Le discours canadien sur la technologie
Le discours sur la technologie occupe une place centrale dans l’imaginaire canadien parce qu’il se situe à mi-chemin entre l’avenir du Nouveau Monde et le passé culturel européen; entre le déploiement rapide de l’«impératif technologique» de l’empire américain et les origines classiques de la puissance technologique qui s’est manifestée dans l’histoire européenne. Le discours canadien n’est ni américain, ni européen; il témoigne d’une culture en réaction, coincée entre l’économie et l’histoire. Façon de dire que la pensée canadienne est en porte-à-faux, tantôt emportée par la pragmatique volonté de vivre à tout prix des Américains, tantôt en proie à la plus vive nostalgie pour ce qui fut supprimé par l’ordre technique et moderne. Elle oscille fébrilement entre ces deux pôles. L’essentiel de la condition intellectuelle canadienne, c’est que nous sommes, d’une part, condamnés à être toujours déphasés par rapport au «présentisme»1 de la culture américaine (une société qui, bien qu’elle se spécialise dans l’éthique publique de l’«activisme instrumental», n’apprécie guère les abandons au regret du passé) et d’autre part, incapables de surmonter notre ambivalence à l’égard de l’héritage culturel de notre passé européen. C’est notre destinée, en vertu de circonstances historiques et d’accidents géographiques.

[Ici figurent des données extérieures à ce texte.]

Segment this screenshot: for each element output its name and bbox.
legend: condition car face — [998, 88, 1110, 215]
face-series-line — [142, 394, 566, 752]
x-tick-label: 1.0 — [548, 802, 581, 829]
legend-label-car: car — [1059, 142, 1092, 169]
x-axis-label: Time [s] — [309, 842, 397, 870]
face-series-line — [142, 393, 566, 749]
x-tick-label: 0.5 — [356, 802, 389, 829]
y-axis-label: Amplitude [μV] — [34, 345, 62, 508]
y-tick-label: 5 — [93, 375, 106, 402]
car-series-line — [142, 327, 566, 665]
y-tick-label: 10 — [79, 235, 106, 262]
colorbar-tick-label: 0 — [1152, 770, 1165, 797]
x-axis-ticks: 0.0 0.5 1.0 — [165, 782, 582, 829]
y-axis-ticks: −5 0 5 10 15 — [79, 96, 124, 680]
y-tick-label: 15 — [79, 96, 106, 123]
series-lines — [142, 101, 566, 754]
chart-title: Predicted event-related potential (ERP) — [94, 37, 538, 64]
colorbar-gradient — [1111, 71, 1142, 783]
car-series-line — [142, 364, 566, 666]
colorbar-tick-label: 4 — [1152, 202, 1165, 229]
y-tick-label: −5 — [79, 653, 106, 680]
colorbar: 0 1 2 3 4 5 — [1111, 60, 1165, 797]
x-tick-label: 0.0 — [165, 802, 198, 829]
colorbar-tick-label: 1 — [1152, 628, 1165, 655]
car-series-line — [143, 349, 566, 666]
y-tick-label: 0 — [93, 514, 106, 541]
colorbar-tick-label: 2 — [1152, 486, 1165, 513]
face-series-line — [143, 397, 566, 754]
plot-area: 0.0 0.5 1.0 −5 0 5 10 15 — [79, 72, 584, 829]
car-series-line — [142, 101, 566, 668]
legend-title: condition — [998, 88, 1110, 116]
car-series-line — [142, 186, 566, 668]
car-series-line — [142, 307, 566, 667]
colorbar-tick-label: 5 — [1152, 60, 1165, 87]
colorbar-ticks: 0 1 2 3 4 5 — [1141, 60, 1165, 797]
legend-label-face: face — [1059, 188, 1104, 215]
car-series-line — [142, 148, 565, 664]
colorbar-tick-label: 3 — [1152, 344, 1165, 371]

En fait, une formidable polarité dynamique entre la technologie et la culture, et entre l’économie et l'«empaysement» est en oeuvre dans la pensée canadienne. Le grand pari du discours canadien sur la technologie est ce mouvement dialectique entre le pouvoir de l’empire américain et l’amère conscience historique que la crise a ses origines profondes dans la culture européenne. La pensée canadienne est peut-être un des principaux lieux dans ces temps modernes, qui permet de dégager la signification de l’expérience technologique.
Note
1) Relecture des événements passés, à travers la grille d’un présent que nous jugeons pur, parce qu’il a troqué les impuretés d’hier contre de nouvelles impuretés que nous ne voulons pas voir; ou parce que nous considérons le passé avec l’illusion progressiste que l’avenir nous rapprochera du paradis sur terre!
source: Arthur Kroker, Technology and the Canadian Mind: Innis/McLuhan/Grant. Montreal,
New World Perspectives, 1984, p. 7-8.